To identify SARS-CoV-2-specific CD8+ T cells, we used dCODE Dextramers loaded with viral peptides presented on MHC-I molecules as described above. To assess unspecific binding, a negative control dextramer (peptide STEGGGLAY presented on HLA-A*01:01) and a general negative control dextramer were included. After analysis of the flow cytometry data, we noticed strong background staining of dextramer HLA-A*24:02 (peptide QYIKWPWYI) in samples of healthy donors, indicating unspecific dextramer binding. Thus, we excluded all sequencing counts from this dextramer in the downstream analysis. For other dextramers, cells were considered CoV2-Dex+ when the unique molecular identifier (UMI) count of a CoV2-dextramer was more than ten and more than five times higher than the UMI count of the negative control in the same cell. Cells that were positive for more than one dextramer according to this classification (less than 0.2% of all cells with known TCR) were excluded from the analysis. A TCR clone was considered SARS-CoV-2-specific when at least one cell of the clone was CoV2-Dex+.
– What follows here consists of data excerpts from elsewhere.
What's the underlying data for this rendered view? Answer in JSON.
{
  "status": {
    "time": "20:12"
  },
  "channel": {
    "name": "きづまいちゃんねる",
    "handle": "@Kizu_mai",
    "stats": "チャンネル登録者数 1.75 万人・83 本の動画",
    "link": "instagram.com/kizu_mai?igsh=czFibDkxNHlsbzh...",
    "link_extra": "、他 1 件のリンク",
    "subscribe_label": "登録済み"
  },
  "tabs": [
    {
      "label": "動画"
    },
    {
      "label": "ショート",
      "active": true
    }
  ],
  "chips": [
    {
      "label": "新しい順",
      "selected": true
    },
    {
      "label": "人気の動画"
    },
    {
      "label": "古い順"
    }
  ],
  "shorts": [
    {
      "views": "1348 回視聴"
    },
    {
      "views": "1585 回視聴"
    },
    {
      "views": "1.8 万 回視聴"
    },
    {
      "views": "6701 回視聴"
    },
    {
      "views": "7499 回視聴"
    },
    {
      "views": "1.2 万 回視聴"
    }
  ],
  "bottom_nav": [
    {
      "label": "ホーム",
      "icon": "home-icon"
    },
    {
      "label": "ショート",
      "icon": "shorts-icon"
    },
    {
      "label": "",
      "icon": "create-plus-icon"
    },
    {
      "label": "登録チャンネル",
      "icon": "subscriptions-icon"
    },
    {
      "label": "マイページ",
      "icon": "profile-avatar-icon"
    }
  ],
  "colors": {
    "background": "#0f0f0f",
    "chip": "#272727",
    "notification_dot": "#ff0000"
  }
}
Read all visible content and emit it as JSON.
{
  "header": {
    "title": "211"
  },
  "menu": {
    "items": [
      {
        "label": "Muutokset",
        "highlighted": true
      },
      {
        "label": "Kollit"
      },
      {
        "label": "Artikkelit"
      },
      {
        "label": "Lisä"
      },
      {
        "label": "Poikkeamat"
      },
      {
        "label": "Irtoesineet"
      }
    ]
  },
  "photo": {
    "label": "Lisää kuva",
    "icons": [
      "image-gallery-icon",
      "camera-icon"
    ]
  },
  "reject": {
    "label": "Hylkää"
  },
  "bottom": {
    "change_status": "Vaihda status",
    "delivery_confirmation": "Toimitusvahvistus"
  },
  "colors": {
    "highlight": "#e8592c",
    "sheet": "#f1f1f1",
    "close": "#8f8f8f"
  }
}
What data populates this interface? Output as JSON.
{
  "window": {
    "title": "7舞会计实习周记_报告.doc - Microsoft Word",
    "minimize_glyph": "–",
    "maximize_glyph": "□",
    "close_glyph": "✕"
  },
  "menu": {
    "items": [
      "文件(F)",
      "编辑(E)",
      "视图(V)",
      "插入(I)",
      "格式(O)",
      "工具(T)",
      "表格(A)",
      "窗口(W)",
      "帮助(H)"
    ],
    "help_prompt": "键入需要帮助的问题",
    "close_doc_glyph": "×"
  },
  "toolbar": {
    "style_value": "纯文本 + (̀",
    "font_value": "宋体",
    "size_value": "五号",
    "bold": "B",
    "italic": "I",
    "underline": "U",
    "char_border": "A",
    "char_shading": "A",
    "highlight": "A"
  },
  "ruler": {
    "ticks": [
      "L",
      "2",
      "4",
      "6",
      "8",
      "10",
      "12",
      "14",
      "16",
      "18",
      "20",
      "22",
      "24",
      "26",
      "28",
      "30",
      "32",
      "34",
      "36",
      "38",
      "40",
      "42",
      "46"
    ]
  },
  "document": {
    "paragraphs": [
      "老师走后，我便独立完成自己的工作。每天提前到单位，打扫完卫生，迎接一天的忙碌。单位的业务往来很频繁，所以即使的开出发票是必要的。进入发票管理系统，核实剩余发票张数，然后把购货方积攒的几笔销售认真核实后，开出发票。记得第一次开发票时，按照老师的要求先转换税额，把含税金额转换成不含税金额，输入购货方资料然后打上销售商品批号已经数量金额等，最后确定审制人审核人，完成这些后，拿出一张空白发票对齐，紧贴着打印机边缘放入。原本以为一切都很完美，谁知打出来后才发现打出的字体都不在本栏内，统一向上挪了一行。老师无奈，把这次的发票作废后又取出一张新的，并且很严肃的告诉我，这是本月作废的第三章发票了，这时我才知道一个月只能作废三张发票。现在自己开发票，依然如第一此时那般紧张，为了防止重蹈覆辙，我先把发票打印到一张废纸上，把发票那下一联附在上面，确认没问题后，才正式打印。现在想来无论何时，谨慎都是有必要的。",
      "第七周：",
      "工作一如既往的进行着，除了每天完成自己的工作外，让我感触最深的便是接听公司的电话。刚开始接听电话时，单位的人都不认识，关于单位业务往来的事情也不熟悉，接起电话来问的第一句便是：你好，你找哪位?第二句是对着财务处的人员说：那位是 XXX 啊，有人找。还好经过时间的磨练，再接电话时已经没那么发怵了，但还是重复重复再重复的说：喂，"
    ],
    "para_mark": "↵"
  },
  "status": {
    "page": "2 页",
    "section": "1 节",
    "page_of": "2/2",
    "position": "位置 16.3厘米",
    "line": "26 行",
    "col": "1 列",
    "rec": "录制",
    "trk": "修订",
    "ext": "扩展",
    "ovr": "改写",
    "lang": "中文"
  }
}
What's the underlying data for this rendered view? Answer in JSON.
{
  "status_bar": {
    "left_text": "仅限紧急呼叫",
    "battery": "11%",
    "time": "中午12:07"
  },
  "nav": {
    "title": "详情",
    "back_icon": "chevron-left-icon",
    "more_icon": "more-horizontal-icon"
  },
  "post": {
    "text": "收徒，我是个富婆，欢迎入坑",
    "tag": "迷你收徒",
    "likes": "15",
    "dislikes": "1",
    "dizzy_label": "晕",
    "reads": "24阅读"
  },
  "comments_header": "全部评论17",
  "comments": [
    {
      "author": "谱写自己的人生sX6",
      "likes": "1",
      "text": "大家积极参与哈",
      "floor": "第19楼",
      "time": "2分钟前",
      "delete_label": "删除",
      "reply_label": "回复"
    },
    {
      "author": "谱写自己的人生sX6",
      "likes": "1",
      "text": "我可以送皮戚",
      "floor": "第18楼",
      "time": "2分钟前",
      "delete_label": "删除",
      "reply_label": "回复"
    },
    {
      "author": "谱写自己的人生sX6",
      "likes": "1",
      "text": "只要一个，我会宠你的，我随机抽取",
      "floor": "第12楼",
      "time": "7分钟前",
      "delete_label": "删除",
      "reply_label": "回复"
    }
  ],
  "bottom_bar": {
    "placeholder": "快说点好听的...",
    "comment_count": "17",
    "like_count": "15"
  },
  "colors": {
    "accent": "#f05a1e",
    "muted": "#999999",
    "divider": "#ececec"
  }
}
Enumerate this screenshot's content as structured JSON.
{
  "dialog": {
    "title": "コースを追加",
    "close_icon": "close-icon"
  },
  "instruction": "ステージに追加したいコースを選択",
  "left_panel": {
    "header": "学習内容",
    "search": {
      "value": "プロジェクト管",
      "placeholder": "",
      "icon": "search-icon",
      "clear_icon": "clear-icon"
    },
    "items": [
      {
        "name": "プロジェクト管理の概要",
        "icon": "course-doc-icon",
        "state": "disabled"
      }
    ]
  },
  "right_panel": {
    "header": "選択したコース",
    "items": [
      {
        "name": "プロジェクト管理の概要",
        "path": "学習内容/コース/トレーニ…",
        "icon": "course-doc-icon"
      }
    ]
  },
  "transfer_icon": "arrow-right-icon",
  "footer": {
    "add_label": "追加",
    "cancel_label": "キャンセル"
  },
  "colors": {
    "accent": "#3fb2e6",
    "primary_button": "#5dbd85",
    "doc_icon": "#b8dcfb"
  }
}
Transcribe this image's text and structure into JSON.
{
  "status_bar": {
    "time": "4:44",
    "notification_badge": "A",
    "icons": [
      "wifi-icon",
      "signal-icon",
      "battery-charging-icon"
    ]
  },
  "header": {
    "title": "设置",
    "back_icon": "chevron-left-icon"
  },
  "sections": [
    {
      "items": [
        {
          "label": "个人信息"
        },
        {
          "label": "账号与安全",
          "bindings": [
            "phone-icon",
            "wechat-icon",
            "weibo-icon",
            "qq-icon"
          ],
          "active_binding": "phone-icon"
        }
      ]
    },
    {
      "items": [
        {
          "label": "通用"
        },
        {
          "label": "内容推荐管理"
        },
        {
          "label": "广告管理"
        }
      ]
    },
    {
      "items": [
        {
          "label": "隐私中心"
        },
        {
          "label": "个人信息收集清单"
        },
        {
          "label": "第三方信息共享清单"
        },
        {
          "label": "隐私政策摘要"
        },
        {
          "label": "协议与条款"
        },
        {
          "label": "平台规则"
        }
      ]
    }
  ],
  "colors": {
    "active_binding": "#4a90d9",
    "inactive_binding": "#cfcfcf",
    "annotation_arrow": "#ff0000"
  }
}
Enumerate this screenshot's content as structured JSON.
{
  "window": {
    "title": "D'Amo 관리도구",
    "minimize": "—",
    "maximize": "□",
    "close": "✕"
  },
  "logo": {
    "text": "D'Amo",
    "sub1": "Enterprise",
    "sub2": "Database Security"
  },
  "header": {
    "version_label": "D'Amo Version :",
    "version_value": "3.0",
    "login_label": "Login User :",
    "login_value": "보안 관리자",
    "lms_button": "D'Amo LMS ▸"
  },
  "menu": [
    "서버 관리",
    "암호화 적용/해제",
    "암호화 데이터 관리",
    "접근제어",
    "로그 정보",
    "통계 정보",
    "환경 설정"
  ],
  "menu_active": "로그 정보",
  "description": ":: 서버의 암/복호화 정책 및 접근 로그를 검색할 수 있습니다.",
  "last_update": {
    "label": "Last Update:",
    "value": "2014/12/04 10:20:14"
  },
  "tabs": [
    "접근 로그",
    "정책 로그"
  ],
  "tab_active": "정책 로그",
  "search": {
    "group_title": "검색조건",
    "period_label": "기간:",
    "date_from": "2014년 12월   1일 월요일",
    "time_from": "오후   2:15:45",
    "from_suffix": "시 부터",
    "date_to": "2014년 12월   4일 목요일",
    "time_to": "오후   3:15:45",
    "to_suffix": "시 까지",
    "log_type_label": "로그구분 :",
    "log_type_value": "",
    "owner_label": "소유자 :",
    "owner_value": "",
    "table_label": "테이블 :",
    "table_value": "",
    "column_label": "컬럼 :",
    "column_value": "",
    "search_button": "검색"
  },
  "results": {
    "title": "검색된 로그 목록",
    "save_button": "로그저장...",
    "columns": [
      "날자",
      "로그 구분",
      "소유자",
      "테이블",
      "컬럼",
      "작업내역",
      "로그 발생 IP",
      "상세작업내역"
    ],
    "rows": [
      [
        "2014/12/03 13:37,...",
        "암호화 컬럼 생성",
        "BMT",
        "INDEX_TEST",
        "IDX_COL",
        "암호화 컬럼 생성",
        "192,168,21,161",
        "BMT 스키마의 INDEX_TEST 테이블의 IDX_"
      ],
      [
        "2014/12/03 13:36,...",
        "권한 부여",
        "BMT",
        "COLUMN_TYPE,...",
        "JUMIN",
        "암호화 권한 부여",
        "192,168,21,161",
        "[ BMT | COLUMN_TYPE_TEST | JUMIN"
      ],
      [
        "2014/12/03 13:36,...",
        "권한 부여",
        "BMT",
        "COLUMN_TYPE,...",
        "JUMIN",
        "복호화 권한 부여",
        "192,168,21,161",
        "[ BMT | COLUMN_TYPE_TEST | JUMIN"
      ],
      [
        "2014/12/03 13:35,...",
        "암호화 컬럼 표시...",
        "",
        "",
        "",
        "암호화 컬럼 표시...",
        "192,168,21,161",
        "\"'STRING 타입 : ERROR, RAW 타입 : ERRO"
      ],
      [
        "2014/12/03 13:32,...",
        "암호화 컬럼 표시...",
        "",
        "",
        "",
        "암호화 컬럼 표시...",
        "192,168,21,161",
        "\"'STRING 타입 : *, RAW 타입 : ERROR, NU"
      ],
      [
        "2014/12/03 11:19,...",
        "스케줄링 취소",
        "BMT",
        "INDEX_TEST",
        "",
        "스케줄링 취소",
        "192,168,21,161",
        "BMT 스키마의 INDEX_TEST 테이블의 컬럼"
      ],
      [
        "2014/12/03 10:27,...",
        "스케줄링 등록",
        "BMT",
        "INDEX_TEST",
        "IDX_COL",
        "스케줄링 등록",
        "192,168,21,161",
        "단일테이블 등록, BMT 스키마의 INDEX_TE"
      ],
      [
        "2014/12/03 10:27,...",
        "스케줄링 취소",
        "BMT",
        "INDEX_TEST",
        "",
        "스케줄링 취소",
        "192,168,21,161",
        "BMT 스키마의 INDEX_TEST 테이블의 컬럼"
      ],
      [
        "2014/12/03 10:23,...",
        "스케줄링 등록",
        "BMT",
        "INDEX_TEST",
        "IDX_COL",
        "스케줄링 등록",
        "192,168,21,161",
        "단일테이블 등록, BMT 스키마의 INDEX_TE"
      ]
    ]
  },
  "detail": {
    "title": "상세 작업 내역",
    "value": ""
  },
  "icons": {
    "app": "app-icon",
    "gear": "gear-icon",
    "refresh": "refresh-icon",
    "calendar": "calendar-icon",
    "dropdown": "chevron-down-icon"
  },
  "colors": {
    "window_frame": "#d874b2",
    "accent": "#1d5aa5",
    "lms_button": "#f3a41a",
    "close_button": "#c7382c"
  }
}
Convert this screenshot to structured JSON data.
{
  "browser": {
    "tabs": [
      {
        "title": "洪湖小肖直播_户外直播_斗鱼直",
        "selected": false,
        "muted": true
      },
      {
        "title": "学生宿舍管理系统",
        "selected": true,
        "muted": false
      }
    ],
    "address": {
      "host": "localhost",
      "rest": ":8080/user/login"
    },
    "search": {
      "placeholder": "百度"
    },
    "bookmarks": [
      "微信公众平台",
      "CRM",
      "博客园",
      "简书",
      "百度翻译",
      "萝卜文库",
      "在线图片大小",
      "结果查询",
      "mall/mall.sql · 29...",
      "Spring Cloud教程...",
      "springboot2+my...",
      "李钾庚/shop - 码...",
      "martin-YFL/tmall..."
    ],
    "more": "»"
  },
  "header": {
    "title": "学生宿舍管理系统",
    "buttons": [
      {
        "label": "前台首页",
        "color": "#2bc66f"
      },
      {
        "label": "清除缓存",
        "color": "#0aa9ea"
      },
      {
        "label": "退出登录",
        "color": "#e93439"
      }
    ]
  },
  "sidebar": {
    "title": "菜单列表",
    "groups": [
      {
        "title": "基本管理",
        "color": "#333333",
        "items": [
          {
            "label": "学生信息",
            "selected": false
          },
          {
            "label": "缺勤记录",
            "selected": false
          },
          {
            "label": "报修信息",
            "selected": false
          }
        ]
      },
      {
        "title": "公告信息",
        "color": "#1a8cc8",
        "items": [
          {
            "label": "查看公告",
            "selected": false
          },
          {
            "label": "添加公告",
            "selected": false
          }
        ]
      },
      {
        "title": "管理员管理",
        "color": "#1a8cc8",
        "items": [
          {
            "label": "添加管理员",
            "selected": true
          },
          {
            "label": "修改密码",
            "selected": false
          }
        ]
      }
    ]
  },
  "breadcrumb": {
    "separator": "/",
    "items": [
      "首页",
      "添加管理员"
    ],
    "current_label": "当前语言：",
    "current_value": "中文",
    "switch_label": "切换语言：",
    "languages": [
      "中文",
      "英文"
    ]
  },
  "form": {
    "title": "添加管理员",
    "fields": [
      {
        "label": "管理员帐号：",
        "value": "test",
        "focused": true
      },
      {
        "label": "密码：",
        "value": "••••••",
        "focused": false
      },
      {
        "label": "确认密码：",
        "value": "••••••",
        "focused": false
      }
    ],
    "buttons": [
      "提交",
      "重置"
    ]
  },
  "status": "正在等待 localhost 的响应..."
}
Wilcoxon–Mann–Whitney test was used for comparisons of two independent groups. Wilcoxon signed-rank test was used for paired testing. P values were adjusted for multiple comparisons with the Holm method. A linear regression model was used to quantify the relationship between variables. Significance was assessed by non-parametric methods unless otherwise specified. All tests were performed two sided. Analyses were performed with R (version 4.0.0 or 4.1.0).

Reporting summary

Further information on research design is available in the Nature Research Reporting Summary linked to this paper.